Joind.in (http://joind.in)
This is the source code for the Joind.in website - a resource set up to allow events to get real-time feedback from those attending. It also gives speakers a way to claim and track their presentations over time.
This README includes instructions for setting up joind.in. You can either install joind.in on an existing PHP platform, or use our vagrant setup. Note: contributors should start at the Contributor readme (CONTRIBUTING.md).
PLEASE NOTE: This project is now in maintenance mode. Bug fixes are welcome, new features will not be accepted.
Please go to http://github.com/joindin/joindin-web2 to contribute to the next generation joind.in site: http://m.joind.in
Joind.in welcomes all contributors regardless of your ability or experience. We especially welcome you if you are new to Open Source development and will provide a helping hand. To ensure that everyone understands what we expect from our community, our projects have a Contributor Code of Conduct and by participating in the development of joind.in you agree to abide by its terms.
The virtual machine has been moved to a different repo. To use it fork the joindin-vm repository and follow the instructions in there.
This VM will load all three Joind.in projects (joind.in, joindin-vm and joindin-web2).
- The main website http://joind.in
- Issues list: http://joindin.jira.com/ (good bug reports ALWAYS welcome! To get started, try an issue labelled "easy-pick")
- The API repo, which much of the website also depends on: https://github.com/joindin/joindin-api
- CI Environment: lots of output and information about tests, deploys etc: http://jenkins.joind.in
- Community: We hang out on IRC, pop in with questions or comments! #joind.in on Freenode
See LICENSE file for license information for this software (located in /doc/LICENSE)

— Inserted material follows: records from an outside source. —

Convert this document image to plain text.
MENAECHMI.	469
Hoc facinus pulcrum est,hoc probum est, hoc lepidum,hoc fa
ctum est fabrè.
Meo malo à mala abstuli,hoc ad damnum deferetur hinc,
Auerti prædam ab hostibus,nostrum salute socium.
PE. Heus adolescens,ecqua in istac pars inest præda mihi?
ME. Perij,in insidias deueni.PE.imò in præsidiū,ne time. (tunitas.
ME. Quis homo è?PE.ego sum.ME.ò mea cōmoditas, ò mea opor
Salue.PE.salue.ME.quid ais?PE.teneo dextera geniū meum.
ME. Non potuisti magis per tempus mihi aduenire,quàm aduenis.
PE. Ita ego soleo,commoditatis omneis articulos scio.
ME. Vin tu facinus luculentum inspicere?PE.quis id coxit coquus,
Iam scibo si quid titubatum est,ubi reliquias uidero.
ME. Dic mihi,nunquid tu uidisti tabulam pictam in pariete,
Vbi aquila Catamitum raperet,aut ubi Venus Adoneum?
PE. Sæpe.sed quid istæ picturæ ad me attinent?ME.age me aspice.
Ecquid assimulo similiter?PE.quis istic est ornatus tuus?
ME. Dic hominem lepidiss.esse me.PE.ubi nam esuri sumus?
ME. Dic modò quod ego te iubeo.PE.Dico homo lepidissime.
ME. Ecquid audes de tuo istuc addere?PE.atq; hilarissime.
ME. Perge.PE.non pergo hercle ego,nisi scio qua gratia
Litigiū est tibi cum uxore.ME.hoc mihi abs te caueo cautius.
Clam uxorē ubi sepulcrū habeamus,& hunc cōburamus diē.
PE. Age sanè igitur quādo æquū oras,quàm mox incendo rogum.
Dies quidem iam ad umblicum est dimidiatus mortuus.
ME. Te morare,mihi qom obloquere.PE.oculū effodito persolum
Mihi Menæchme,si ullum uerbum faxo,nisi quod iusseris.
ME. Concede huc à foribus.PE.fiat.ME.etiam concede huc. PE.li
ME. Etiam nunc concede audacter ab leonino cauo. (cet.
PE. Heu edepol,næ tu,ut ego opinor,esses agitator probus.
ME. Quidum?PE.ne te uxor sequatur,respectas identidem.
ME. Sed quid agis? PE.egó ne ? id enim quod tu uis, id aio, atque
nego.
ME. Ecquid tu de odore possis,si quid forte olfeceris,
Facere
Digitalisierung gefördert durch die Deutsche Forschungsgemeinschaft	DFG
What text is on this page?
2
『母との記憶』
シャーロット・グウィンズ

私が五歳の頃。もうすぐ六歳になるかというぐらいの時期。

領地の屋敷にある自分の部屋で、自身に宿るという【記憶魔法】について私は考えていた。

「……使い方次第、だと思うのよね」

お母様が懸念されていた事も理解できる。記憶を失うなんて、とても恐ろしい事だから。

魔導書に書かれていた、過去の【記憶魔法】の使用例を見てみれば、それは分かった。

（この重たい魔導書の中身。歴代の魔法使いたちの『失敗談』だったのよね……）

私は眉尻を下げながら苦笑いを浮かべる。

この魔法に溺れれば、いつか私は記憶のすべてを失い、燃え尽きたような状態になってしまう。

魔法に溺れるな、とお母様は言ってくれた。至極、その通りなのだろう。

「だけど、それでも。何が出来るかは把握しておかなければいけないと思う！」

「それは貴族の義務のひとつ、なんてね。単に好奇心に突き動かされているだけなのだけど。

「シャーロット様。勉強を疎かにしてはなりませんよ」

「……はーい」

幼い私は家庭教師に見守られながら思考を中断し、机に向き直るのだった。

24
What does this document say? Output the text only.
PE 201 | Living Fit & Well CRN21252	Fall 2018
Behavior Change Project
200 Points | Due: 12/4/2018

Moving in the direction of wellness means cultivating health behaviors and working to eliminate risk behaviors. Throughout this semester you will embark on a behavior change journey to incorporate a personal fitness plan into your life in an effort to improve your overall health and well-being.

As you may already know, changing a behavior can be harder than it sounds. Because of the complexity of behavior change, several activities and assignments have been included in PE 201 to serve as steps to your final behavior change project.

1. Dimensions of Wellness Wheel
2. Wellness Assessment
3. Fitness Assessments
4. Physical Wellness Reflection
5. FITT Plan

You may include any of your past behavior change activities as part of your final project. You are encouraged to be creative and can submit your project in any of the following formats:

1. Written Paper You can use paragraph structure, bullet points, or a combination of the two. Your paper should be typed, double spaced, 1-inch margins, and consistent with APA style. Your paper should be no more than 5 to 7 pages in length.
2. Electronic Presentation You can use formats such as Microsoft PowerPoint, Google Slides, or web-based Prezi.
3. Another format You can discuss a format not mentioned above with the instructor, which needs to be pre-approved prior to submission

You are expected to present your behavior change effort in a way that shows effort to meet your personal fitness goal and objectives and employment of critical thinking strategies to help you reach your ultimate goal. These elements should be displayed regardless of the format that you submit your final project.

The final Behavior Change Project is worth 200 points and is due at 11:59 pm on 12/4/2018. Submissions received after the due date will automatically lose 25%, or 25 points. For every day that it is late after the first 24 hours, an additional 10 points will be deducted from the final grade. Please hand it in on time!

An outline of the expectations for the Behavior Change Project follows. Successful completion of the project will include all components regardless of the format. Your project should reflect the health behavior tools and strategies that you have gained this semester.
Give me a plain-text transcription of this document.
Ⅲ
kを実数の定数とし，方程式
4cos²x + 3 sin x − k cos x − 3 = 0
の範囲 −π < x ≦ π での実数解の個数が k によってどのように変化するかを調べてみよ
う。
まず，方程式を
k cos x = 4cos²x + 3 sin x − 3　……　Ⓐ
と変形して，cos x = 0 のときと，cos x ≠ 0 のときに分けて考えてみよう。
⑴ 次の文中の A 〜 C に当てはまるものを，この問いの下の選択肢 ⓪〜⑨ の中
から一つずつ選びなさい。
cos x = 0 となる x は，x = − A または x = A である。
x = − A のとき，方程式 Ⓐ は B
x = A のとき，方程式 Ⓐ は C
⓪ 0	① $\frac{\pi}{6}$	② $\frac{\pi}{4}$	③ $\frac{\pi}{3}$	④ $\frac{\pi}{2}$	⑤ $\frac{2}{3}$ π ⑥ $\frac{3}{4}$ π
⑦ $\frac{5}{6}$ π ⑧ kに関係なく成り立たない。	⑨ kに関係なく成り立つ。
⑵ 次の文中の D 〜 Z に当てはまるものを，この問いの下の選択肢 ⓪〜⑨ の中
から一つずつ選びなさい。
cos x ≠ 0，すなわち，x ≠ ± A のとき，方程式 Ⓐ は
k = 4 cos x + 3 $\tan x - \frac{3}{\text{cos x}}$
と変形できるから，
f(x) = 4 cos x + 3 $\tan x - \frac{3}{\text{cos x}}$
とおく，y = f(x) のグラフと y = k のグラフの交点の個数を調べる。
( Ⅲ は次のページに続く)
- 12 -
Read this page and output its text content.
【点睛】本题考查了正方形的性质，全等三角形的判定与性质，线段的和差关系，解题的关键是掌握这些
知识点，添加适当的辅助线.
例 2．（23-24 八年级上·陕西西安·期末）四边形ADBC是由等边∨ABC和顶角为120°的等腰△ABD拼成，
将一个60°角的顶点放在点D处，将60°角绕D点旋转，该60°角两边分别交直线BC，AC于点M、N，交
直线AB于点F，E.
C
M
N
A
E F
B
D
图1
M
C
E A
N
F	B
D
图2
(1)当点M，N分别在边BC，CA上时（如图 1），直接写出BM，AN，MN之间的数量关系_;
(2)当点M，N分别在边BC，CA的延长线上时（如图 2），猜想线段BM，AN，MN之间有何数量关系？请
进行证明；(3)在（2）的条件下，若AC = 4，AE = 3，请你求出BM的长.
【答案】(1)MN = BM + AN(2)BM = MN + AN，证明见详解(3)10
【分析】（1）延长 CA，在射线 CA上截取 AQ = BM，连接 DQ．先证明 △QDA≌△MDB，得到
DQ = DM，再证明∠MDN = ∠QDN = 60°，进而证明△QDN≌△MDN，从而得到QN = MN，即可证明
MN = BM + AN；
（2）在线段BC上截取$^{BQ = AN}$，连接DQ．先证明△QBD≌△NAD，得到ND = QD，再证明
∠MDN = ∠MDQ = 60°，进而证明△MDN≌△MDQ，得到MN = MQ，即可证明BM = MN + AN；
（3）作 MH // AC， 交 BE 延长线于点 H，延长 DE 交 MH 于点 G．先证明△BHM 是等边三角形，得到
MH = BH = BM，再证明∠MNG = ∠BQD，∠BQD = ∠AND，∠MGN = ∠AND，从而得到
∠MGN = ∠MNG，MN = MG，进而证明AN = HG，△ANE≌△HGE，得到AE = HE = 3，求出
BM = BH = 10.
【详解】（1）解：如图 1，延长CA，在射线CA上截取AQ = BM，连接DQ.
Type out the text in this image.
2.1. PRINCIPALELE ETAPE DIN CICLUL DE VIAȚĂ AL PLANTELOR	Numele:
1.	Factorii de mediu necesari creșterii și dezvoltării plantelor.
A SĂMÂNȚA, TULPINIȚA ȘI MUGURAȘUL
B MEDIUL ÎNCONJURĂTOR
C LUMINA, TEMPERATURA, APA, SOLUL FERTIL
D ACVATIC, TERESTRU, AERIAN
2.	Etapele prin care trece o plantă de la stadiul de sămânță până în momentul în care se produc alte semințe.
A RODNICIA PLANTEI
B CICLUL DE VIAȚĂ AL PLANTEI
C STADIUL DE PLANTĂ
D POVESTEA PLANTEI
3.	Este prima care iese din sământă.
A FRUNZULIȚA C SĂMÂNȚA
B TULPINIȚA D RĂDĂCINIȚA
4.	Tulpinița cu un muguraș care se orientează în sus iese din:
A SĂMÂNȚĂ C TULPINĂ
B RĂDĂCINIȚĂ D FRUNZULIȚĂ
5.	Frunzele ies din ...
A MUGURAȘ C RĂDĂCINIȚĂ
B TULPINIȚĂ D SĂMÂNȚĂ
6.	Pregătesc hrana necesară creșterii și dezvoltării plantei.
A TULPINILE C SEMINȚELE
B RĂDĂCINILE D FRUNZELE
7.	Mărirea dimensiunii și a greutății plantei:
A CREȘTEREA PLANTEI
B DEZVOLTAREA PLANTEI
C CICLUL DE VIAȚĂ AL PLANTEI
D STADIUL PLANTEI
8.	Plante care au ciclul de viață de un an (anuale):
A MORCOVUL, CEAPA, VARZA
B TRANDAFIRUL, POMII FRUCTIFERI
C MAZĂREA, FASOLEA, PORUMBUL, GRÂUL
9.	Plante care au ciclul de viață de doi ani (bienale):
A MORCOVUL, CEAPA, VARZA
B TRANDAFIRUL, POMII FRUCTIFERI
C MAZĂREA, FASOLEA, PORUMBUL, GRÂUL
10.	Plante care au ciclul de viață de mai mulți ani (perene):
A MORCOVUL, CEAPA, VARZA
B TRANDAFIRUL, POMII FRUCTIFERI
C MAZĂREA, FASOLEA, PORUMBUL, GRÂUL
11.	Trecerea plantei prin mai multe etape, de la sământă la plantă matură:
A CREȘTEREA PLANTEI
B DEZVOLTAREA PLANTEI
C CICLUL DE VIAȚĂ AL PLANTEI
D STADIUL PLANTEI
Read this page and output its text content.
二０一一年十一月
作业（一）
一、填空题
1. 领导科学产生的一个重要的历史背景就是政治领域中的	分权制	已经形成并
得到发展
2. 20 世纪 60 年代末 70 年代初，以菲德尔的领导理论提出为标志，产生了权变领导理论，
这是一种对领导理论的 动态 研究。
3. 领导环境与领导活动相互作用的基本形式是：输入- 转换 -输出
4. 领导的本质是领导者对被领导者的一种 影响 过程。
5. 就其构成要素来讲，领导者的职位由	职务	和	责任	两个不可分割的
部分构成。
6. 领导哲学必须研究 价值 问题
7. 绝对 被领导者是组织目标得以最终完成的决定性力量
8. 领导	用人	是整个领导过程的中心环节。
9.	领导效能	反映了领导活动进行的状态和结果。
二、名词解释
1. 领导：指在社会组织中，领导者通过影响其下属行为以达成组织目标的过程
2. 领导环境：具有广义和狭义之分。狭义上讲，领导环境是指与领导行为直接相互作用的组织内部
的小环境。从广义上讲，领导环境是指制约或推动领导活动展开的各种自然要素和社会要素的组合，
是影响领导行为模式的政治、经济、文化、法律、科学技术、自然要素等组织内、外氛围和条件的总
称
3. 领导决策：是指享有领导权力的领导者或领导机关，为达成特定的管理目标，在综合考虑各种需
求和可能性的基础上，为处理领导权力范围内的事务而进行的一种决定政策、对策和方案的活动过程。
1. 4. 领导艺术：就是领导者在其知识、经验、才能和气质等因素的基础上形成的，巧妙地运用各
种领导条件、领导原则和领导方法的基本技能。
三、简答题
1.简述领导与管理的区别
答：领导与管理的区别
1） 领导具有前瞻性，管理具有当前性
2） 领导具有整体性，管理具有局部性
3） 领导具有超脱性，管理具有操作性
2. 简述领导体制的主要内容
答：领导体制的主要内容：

There are some tests set up, which use PHPUnit; these can be found in the src/tests directory and the src/api-v2/tests directory. There is a phing task configured to run them - from the root directory simply run "phing phpunit" to run the tests. Unfortunately, there will be no output about whether the tests passed or failed from the phing target. A better way to test when you are developing is to run the tests from within the respective tests directory by just typing phpunit. The phpunit.xml in each directory will configure the bootstrap as well as any files that should not be included.
The phpunit.xml file in the src/tests directory will run all of the PHPUnit tests. The phpunit.xml file in src/api-v2/tests will run only the API v2 unit tests.
Please do your best to ensure that any code you contributed adheres to the Joind.in coding style. This is roughly equivalent to the PEAR coding standard with a couple of rules added or taken out. You can run php codesniffer using phing on an individual file like so:
phing phpcs-human -Dfilename.php
This will run codesniffer on any file within the regular source for Joind.in or the API-v2 source. Wildcards work as does specifying part of the path in case the filename alone results in sniffing more files than you wanted.
To see a summary of the codesniff errors and warnings across the entire project, run
phing phpcs-human-summary
This will show the files that still need some attention.
git has the capability to define a global gitignore file , which means you can set up rules on your machine to ignore everything you don't want to include in your commits. This works not only for this project, but for all your other projects too.
You can define the gitignore file with a command that looks like this, where the last argument is the file that holds the patterns to ignore:
$ git config --global core.excludesfile ~/.gitignore_global
Octocat gives a good starting point for what to include, but you can also ignore the files used by your editor:
# Eclipse
.classpath
.project
.settings/
# Intellij
.idea/
*.iml
*.iws
# Maven
log/
target/
# Netbeans
nbproject/private/
For more info on ignoring files, github has an excellent help page.